Dalam pada itu, Ki Bandung menjalin kemitraan dengan Ki Ageng Brontok dan Ki Ageng Klesem,
secara kebetulan Ki Bandung mempunyai putri sudah gadis, dan Ki Ageng Klesem mempunyai putra
sudah perjaka bernama Ki Wanapala, keduanya berminat dijodohkan. Namun kelihatannya putra Ki
Ageng Klesem, sang perjaka Ki Wanapala itu, tidak berkenan karena wujud fisik putra Ki Bandung
mengecewakan. Melihat gelagat ini, tanggaplah Ki Bandung, yang akhirnya demi sang anak,
seandainya Ki Wanapala berkenan mempersunting anak Ki Bandung, oleh Ki Bandung, Ki Wanapala
akan diberi hadiah berupa pangkat yang dipegangnya, yakni Ngabei. Maka jadilah suami istri antara
anak Ki Bandung dengan Ki Wanapala, yang selanjutnya Ki Wanapala diberi hadiah Ngabei
menggantikan Ki Bandung.

Suatu hari Ki Wanapala diberi tugas oleh Ki Bandung untuk membuka lahan di sebelah utara dusun
Tanjung, untuk kemudian dapat dipakai sebagai tempat tinggal, agar di kemudian hari Ki Wanapala
dapat meninggalkan sejarah peninggalan sendiri. Sebagai orang yang bertanggung jawab, Ki
Wanapala dengan rajinnya setiap hari membuka lahan di daerah yang ditunjuk oleh Ki Bandung itu.

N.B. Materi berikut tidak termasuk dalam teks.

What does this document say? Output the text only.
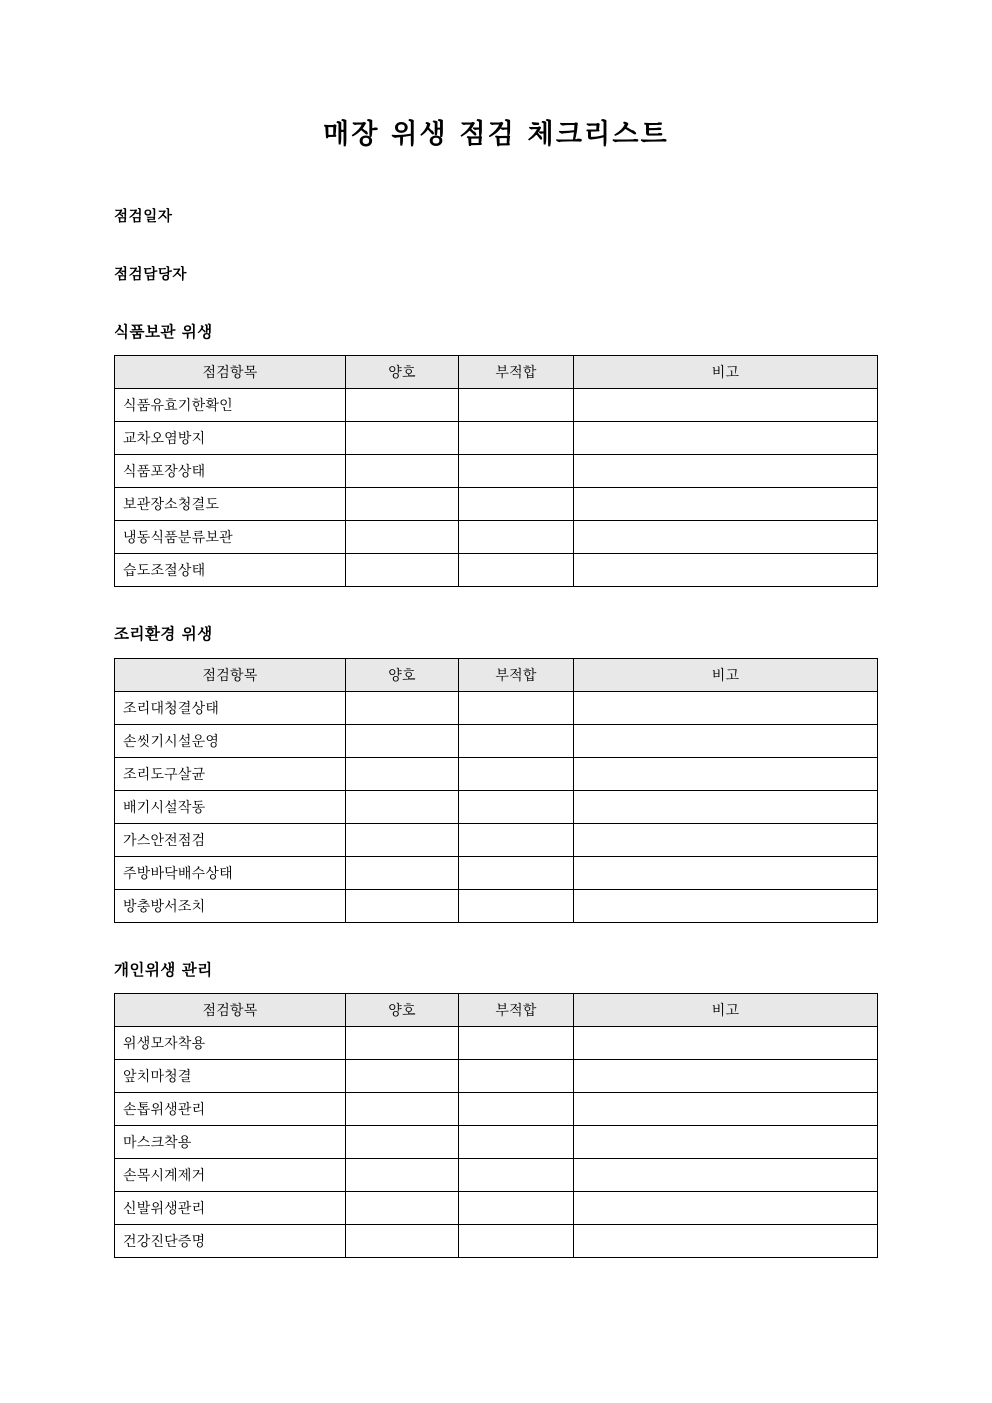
매장 위생 점검 체크리스트
점검일자
점검담당자
식품보관 위생
점검항목	양호	부적합	비고
식품유효기한확인			
교차오염방지			
식품포장상태			
보관장소청결도			
냉동식품분류보관			
습도조절상태			
조리환경 위생
점검항목	양호	부적합	비고
조리대청결상태			
손씻기시설운영			
조리도구살균			
배기시설작동			
가스안전점검			
주방바닥배수상태			
방충방서조치			
개인위생 관리
점검항목	양호	부적합	비고
위생모자착용			
앞치마청결			
손톱위생관리			
마스크착용			
손목시계제거			
신발위생관리			
건강진단증명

Dan setiap hari Ki Bandung selalu bertanya bagaimana hasil pekerjaan Ki Wanapala dengan kalimat
yang selalu sama, yakni: “PIYE THO LE, APA BABADANMU WIS OLEH AMBA?” (Bagaimana ananda,
apa pekerjaan lahanmu sudah lebar?). Selalu dan selalu begitu pertanyaan Ki Bandung setiap hari,
sampai berhari-hari. Lama kelamaan Ki Wanapala marah juga, tetapi tidak berani menunjukkan
dengan terus terang, hanya dengan ungkapan kata: “OOO…… BAPAK, DAYA WIYARA” ( O bapak,
belum bisa lebar). Mendengar ungkapan kata yang terdorong amarah itu, Ki Bandung tidak
mengimbangi marah, tetapi malah senang dan tersenyum, kemudian bersabdalah Ki Bandung,
“BABADANMU IKU YEN WIS DADI DESA, JENENGNA WIYARA!”. Ki Wanapala menjawab : “PRAYOGI”.
Dan sampai sekarang desa itu disebut sebagai desa “ W I Y A R A”.